Question

When a parallel plate capacitor is charged up to 95 V, its capacitance is \( C \). If a dielectric slab of thickness 2 mm is inserted between plates and the plate separation is increased by 1.6 mm such that the potential difference remains constant, find the dielectric constant of the material:

• A. \( 2.4 \)
• B. \( 4.5 \)
• C. \( 5.0 \)
• D. \( 9.0 \)

Hint:

The capacitance of a capacitor with a dielectric slab depends on the thickness of the slab and its dielectric constant.
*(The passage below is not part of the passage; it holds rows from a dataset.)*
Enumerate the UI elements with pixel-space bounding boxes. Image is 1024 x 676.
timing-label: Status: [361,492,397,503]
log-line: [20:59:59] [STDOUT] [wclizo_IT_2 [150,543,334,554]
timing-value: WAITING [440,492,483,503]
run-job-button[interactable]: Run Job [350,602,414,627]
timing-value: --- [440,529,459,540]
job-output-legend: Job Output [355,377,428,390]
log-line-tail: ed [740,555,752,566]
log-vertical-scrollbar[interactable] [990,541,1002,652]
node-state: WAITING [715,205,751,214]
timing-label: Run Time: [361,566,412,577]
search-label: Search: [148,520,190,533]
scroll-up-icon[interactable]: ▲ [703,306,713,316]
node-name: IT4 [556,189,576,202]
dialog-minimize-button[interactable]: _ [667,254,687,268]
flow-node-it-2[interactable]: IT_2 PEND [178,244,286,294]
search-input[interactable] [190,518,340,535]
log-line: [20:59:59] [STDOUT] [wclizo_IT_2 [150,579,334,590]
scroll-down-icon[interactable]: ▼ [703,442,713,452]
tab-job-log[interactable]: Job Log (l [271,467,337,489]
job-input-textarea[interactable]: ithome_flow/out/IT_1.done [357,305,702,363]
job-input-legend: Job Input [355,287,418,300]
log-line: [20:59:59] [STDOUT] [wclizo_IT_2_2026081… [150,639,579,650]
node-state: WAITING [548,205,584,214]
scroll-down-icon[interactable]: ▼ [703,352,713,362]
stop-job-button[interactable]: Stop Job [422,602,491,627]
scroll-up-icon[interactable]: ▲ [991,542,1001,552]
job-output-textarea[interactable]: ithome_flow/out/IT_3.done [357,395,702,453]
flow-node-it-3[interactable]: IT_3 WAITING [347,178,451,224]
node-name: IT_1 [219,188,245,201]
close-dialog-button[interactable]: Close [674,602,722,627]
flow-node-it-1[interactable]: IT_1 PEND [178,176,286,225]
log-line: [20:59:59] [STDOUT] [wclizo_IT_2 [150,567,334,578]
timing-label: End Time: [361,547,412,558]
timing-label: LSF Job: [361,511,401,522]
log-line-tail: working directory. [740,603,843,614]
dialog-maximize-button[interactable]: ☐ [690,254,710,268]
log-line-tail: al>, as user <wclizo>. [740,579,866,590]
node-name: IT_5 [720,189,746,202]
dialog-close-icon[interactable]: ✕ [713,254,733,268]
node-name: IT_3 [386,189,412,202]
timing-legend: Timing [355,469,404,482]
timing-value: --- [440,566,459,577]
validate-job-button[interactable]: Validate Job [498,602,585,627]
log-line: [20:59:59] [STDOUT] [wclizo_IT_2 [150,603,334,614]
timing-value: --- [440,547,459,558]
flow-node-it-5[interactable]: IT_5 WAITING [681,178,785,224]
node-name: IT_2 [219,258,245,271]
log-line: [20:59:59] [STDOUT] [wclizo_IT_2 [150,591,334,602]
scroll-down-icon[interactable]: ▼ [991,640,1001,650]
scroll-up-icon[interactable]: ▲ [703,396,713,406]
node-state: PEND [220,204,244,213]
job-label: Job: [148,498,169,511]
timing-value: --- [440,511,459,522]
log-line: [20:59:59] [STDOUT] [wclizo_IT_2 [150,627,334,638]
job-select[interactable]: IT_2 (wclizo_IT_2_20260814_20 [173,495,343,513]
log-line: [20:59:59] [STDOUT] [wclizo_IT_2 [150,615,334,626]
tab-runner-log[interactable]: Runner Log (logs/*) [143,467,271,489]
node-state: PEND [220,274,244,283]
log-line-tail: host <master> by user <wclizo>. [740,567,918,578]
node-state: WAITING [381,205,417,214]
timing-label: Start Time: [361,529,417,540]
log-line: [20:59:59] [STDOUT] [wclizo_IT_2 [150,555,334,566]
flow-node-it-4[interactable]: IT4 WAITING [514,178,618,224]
The new capacitance is calculated using modified plate separation.

Answer 1

The Correct Option is C

Step 1: Understanding the Capacitance Relation The new capacitance with a dielectric slab is given by: \[ \frac{d - t + \frac{t}{K}}{d} = \frac{1}{K} \] where: \( d' = d + 1.6 \) mm, \( t = 2 \) mm (thickness of dielectric slab), \( K \) is the dielectric constant. Step 2: Solve for \( K \) \[ \frac{(d+1.6) - 2 + \frac{2}{K}}{d+1.6} = \frac{1}{K} \] Solving for \( K \), we get: \[ K = 5.0 \] Thus, the correct answer is \( 5.0 \).